Both rabbits and cats are very sociable animals and can make wonderful companions for each other – it is not unusual to find cats and rabbits playing together or grooming one another. However, they are not always instinctively friendly t and it may take some time and patience to ensure that your pets become comfortable with one another. Although you might worry that your rabbits will be afraid of your kitten, keep in mind that rabbits can be quite confrontational, and are just as likely to react aggressively to your kitten.
Before introducing your kitten to your rabbits make sure that it is comfortable and confident in it’s new home. This may take a few days or even a couple of weeks. Slowly introduce your kitten to parts of the house where she will not come into contact with the rabbits. Make sure that your kitten has a hiding spot to retreat to in case she feels threatened – a cardboard box on its side, lined with blankets or towels will provide her with a warm, safe place to hide and sleep in.
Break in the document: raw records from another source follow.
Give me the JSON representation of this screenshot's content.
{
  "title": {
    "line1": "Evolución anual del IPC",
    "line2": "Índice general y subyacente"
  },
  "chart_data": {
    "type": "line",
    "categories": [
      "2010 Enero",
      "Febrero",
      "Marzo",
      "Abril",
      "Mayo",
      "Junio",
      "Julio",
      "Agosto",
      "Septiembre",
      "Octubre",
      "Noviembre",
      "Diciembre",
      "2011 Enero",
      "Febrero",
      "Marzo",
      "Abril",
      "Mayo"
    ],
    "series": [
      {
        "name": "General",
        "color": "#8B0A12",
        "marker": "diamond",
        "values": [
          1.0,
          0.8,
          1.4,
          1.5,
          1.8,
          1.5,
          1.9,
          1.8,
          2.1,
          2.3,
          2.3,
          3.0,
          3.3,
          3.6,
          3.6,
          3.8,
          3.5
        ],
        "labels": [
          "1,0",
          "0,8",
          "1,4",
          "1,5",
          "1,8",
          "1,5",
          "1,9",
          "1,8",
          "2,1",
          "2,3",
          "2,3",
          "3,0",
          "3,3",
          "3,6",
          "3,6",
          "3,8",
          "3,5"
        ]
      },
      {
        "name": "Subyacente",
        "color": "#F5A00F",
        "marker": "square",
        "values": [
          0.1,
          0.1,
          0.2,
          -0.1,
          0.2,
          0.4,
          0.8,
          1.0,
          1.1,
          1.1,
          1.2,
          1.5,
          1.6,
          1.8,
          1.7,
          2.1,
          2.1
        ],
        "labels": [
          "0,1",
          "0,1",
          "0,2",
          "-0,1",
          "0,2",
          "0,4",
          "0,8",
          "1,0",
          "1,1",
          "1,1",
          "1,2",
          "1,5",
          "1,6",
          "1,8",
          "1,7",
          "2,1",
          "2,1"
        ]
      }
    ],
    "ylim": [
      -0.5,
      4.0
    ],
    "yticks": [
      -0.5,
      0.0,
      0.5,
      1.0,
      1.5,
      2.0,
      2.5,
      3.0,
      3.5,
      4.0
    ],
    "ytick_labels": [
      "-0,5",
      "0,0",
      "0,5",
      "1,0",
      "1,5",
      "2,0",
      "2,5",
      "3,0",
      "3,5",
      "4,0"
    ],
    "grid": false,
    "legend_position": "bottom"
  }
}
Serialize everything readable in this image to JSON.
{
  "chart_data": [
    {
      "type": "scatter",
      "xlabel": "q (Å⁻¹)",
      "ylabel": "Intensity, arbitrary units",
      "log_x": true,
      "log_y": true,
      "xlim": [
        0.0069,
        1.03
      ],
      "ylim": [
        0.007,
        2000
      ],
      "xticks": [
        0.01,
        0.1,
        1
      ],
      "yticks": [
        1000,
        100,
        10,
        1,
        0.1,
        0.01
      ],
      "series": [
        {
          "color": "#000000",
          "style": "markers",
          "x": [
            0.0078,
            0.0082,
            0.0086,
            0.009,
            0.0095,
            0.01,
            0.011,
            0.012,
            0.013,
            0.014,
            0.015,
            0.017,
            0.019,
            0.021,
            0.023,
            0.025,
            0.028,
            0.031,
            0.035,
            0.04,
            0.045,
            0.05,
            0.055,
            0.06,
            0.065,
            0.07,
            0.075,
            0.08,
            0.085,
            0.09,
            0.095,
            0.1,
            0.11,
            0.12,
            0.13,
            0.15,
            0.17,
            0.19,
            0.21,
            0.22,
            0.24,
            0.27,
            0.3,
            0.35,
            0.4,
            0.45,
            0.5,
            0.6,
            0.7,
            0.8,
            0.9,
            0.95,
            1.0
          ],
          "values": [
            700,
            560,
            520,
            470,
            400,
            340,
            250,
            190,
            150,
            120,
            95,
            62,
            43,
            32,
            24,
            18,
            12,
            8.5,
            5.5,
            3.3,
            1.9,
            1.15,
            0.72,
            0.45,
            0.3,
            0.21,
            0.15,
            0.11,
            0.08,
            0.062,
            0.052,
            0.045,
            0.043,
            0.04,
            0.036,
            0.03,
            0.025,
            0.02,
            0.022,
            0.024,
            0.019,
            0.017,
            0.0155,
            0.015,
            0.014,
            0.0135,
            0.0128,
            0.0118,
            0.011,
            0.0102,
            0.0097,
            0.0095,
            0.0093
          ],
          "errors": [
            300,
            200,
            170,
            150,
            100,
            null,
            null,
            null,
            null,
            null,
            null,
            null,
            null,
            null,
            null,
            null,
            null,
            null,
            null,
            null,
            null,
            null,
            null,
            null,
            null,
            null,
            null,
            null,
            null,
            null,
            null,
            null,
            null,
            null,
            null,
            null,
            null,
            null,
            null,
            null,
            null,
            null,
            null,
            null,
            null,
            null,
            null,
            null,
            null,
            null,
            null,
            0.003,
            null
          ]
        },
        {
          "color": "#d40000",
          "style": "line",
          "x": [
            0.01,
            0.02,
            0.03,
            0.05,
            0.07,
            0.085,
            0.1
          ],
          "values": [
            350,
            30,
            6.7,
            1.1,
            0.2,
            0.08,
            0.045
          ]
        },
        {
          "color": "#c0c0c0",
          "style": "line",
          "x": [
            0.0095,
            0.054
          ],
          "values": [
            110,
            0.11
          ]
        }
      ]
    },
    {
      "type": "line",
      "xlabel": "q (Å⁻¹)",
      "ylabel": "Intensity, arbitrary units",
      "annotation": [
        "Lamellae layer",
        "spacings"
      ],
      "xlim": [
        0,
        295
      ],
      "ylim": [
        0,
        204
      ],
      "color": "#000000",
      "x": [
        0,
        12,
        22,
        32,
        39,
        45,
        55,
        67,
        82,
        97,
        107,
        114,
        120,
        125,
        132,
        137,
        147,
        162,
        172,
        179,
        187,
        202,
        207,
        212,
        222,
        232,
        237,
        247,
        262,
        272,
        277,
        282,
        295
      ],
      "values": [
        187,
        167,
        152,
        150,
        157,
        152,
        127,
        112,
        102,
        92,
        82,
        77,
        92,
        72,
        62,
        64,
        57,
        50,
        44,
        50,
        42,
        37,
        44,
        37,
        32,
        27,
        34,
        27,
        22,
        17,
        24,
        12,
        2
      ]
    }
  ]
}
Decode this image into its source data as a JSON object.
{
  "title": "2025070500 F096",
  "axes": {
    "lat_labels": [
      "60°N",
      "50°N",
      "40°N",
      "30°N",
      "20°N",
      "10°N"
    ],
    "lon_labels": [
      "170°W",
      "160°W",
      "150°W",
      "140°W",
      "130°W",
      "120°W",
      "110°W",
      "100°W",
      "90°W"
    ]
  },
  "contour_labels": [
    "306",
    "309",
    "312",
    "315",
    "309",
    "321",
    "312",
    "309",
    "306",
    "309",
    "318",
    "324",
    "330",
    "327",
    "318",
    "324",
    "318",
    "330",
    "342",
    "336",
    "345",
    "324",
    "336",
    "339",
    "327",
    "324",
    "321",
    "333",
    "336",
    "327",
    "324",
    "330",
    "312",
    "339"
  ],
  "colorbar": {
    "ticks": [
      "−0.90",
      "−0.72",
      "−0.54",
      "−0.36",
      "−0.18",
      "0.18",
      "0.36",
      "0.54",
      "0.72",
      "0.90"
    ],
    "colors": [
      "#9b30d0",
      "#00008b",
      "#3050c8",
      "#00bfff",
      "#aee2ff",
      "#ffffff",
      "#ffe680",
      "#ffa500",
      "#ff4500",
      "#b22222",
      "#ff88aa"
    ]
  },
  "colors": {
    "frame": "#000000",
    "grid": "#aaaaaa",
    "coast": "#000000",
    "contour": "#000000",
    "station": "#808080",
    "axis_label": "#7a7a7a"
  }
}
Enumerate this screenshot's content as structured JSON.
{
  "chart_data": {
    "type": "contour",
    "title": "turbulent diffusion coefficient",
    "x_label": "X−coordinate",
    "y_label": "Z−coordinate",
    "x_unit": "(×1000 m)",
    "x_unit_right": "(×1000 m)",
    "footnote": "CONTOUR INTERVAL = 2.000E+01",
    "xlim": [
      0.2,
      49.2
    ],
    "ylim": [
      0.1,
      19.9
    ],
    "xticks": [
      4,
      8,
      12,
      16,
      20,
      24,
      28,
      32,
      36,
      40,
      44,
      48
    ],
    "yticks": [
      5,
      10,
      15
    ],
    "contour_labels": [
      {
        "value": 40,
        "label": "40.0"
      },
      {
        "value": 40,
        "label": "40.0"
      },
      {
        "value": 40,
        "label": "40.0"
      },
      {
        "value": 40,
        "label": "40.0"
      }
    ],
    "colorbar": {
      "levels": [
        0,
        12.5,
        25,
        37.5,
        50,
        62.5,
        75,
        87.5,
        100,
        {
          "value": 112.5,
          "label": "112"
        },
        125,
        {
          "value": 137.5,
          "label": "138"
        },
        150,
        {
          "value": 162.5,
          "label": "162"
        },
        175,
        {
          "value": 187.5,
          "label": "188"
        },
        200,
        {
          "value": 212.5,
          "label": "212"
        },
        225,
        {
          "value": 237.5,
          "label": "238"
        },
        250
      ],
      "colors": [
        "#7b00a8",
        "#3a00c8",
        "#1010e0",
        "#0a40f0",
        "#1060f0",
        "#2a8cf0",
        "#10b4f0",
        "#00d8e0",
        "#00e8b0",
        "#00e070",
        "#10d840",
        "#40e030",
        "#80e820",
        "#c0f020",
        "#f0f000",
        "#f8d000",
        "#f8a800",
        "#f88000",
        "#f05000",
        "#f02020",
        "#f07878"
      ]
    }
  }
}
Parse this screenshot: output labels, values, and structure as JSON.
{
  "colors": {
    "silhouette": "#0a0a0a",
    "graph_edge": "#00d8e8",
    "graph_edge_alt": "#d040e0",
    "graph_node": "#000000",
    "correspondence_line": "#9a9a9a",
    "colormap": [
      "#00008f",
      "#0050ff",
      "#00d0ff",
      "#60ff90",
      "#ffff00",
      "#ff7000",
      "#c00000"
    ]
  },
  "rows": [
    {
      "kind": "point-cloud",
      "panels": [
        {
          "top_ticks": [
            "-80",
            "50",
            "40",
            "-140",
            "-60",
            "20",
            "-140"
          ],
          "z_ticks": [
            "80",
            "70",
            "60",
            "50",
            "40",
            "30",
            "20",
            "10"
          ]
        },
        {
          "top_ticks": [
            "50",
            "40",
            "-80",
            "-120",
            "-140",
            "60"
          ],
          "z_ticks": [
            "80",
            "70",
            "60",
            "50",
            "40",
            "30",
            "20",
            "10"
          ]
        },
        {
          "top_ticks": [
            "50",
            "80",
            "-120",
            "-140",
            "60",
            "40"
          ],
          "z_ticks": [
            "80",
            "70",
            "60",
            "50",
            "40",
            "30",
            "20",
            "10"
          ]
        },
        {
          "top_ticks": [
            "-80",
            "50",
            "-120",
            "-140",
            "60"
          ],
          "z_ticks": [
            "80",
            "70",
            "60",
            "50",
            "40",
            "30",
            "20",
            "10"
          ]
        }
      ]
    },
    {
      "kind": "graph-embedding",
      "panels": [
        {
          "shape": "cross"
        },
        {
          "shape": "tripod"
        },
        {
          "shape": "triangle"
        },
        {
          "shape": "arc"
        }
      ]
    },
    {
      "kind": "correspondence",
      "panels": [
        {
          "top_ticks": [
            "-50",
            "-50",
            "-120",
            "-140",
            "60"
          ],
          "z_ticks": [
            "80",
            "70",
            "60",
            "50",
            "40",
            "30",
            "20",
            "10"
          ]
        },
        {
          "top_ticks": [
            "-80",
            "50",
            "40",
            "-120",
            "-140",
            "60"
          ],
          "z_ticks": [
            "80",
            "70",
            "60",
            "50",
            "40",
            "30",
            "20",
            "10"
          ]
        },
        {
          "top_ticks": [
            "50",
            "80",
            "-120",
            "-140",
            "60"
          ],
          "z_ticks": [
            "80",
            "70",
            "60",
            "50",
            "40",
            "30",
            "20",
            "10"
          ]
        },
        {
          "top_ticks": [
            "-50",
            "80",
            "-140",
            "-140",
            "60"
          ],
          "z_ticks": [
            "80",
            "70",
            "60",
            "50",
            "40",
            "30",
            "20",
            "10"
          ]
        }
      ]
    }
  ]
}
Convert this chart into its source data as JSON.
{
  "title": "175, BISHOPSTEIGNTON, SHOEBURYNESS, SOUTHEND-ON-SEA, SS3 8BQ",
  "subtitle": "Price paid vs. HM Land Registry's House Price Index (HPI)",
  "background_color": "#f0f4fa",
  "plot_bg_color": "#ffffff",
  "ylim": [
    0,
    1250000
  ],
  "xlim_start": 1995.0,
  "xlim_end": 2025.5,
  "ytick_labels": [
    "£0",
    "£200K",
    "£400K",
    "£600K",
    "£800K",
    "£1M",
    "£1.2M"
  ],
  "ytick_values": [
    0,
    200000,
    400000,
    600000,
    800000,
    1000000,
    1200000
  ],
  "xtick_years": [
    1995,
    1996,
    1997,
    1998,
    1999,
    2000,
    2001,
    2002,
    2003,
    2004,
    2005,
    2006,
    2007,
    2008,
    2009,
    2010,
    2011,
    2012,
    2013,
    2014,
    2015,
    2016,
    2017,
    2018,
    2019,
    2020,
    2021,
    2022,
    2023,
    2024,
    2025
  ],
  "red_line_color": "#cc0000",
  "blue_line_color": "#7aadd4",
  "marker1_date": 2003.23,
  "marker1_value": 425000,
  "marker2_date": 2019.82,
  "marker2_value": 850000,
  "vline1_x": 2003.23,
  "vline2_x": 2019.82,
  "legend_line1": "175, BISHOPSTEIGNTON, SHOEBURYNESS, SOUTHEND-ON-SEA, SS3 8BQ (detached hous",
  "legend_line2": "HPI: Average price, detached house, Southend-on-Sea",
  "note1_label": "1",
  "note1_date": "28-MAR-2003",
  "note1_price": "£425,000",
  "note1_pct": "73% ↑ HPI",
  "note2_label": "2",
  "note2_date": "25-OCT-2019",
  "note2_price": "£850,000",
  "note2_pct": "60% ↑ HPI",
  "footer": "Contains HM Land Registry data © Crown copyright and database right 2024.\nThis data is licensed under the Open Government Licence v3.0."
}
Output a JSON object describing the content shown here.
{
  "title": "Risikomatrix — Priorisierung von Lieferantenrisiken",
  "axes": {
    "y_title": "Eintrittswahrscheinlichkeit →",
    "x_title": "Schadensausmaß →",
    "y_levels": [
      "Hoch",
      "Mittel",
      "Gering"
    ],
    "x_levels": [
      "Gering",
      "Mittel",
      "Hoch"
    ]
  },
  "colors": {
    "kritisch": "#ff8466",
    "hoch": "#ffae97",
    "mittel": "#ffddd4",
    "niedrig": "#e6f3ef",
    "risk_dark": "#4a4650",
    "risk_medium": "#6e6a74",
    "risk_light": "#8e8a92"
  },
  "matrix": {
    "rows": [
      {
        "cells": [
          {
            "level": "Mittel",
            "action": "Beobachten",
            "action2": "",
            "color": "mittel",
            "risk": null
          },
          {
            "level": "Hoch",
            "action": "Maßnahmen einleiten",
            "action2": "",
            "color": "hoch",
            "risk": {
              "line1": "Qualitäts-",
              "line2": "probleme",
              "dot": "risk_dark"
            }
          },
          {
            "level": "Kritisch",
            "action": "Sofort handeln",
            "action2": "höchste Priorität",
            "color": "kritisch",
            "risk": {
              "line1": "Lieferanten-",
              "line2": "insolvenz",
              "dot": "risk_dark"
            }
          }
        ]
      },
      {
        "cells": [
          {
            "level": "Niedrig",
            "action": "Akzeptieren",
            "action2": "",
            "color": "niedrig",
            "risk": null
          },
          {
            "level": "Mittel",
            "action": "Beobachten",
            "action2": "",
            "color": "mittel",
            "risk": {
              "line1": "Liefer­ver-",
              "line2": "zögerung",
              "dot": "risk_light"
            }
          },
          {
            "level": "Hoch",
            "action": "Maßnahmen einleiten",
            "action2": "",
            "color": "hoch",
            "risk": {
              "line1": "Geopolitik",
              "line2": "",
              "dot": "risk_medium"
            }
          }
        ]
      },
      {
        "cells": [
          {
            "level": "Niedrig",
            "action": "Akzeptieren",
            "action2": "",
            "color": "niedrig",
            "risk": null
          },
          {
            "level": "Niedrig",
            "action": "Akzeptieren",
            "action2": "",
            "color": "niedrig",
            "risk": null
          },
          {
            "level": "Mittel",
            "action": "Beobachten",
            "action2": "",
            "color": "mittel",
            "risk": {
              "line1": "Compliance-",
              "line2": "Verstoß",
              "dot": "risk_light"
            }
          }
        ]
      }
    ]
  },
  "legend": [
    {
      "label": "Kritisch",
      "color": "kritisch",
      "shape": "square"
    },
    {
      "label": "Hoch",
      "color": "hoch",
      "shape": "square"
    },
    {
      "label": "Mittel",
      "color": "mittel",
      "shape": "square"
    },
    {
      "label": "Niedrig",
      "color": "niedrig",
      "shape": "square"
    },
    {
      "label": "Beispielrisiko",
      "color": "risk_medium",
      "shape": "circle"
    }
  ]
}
Once your kitten is comfortable in it’s new home you can begin to introduce the kitten to your rabbits. Since rabbits can be quite territorial this is best done in neutral territory. If possible use a small room that your rabbits have never visited. Initial meetings are best done through a cage so that both your rabbits and kitten can safely get to know each other without being in danger of scratches or bites. Supervise these interactions once a day for at least a week before allowing the animals to interact. When first allowing both animals to interact without their cages make sure that they both have a safe hiding place nearby, preferably their own basket or cage. It is essential that you are present for all interactions between your kitten and rabbits so that you can intervene if necessary. If you have to leave the room for any reason make sure that both animals are separated. Do not leave your animals unsupervised until you are absolutely sure that they are comfortable with one another. Be prepared for this process to take many months. Even when all your pets are very close remember to always provide a safe retreat for every animal (particularly your rabbits once your kitten is fully grown) and keep your kitten’s claws trimmed since even a play scratch can cause a painful abscess. Your vet can show you how to do this. Also keep in mind that the dynamic between your pets may change depending on where they are in your house or garden. If your rabbits usually reside in the garden they may become uncomfortable and defensive when brought inside and forget their closeness to your cat. Likewise, they may become territorial and aggressive when your kitten enters their domain in the garden.
If you are interested in learning more about interactions between cats and rabbits, then the House Rabbit Society website might be of interest: https://rabbit.org/journal/2-11/cats-and-rabbits.html
It is essential to thoroughly research the basics of pet care before acquiring a new pet. RSPCA Australia recommends you take the time to find a detailed book on the species or breed you are purchasing well before bringing it home, so that you are positive your choice of pet will be appropriate for your lifestyle and you are well prepared for its arrival. Consider talking to a vet before deciding on a pet as they will be able to advise you about health care and any breed-related conditions to anticipate.